I'm trying to learn the basics of digital logic, and I'm confused as to what adding a bubble at the end of an and/or gate does to the output I uploaded a picture to clarify what I'm asking Does a bubble at the end of a gate change the voltage from high to low/low to high? Or does the bubble have no effect on voltage level of the output? Does it only change the output logically? Or voltage wise as well? If you could tell me if 1, 2, or 3 is correct in the picture, and maybe explain the purpose of the bubble, I would greatly appreciate it thank you


Adding a bubble as you call it, is just a shorthand way of saying that a NOT gate has been added to the output of the gate: and in so doing, it inverts the output of the gate. So, an AND gate on its own may give an output of 0 but, with the bubble, it becomes NOT 0, meaning 1. If the output from the AND gate is a 1 instead, then with the bubble added it becomes NOT 1 meaning 0. With the bubble added to an AND gate we have an output that is NOT AND or simple shourtened to NAND. A AND gate can be represented by an AND gate with an NOT gate at its output and so the two gates merged into one with a bubble representing the NOT part. The bubble simply means that a NOT gate has been added to the end of the gate. AB ….. AND ... NAND 00...….. 0 ... ….1 01...…. 0 …….. 1 10...…. 0 ……..1 11...…. 1 ……. 0 Your top gate is a AND gate Gates 1, 2 3 are all NAND Gates The outputs of 1,2 and 3 all give a '1' at the output. It looks like you are making this way too complicated!

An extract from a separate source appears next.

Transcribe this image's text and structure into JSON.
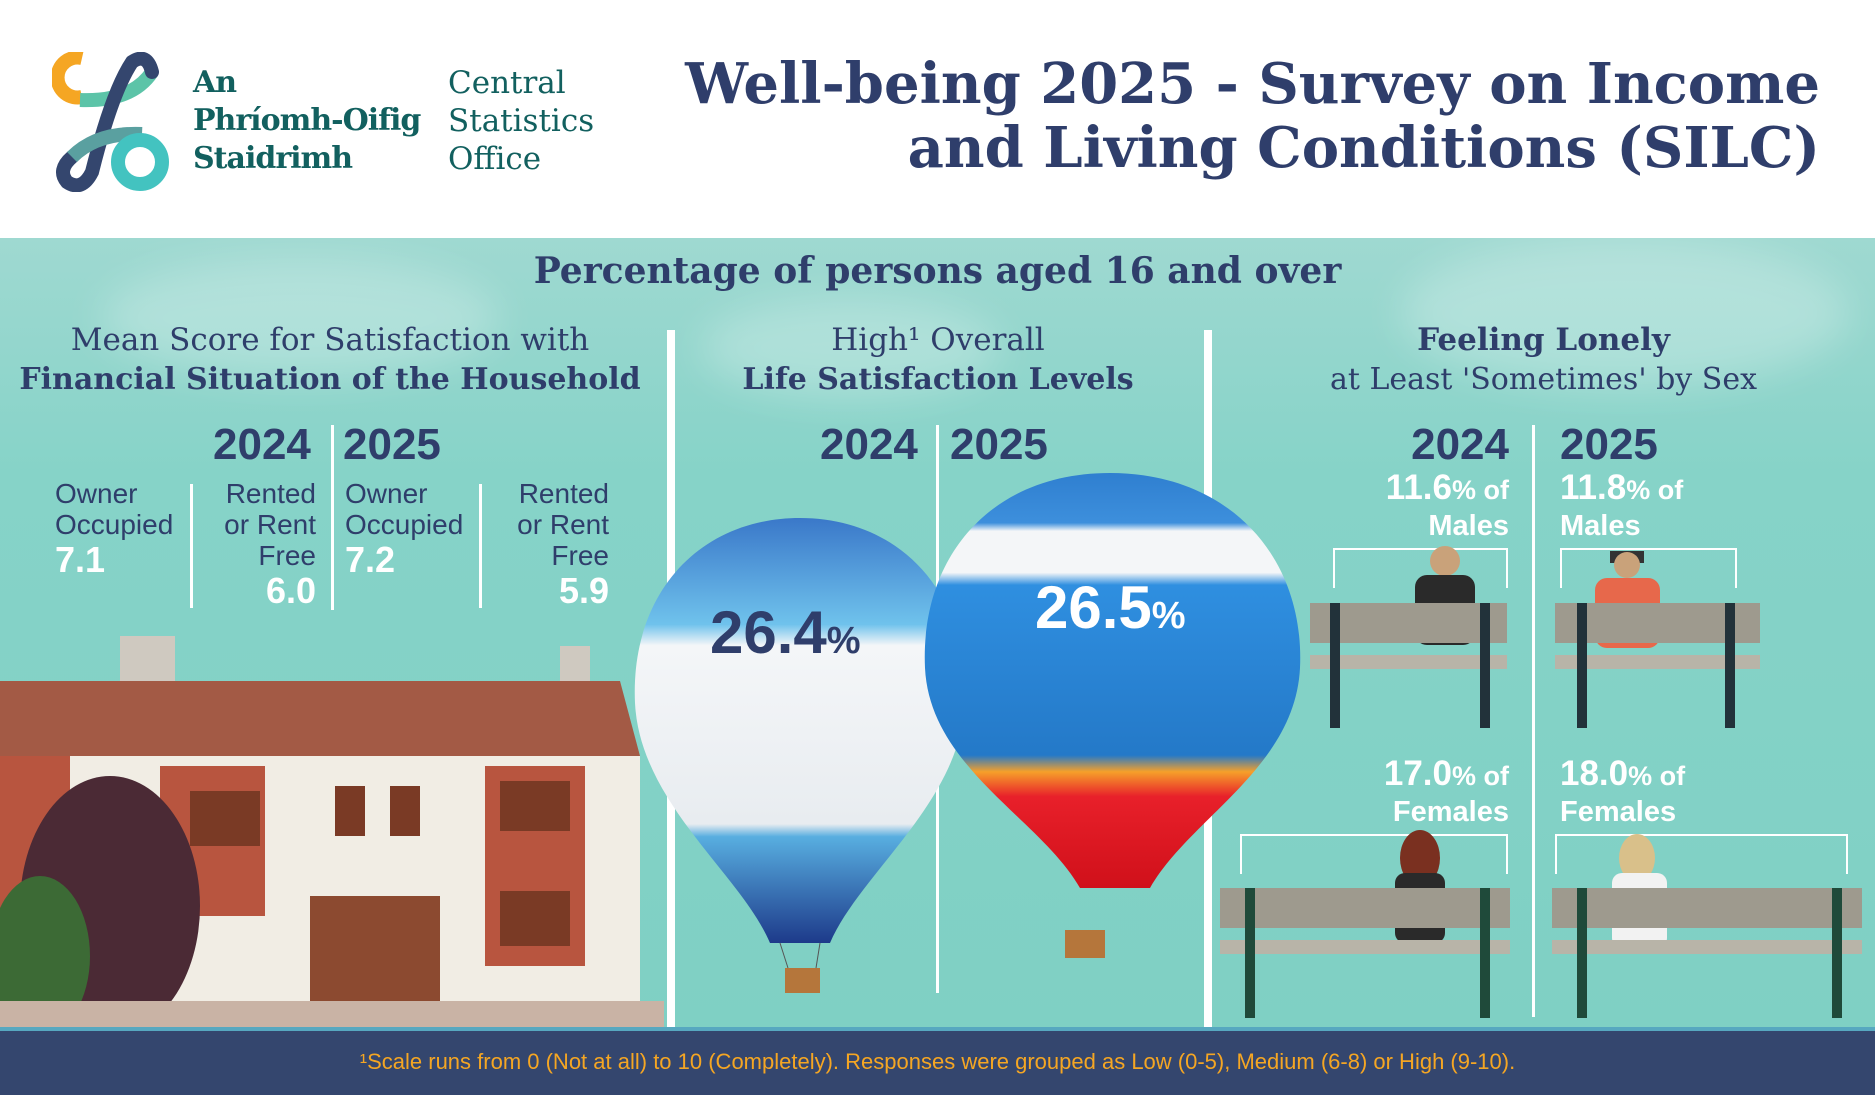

The bubble at the end is the same as adding an inverter to the circuit but without the gate delay. It simply changes the output state; H>L or L>H.


The "bubble" inverts, thus a zero becomes a one, or a one becomes a zero. An AND gate with a low & high at the inputs gives a low output. A NAND gate (AND gate with a bubble on the output) with a low & high at the inputs gives a high output. When the bubble is at the output of the symbol it merely inverts the output.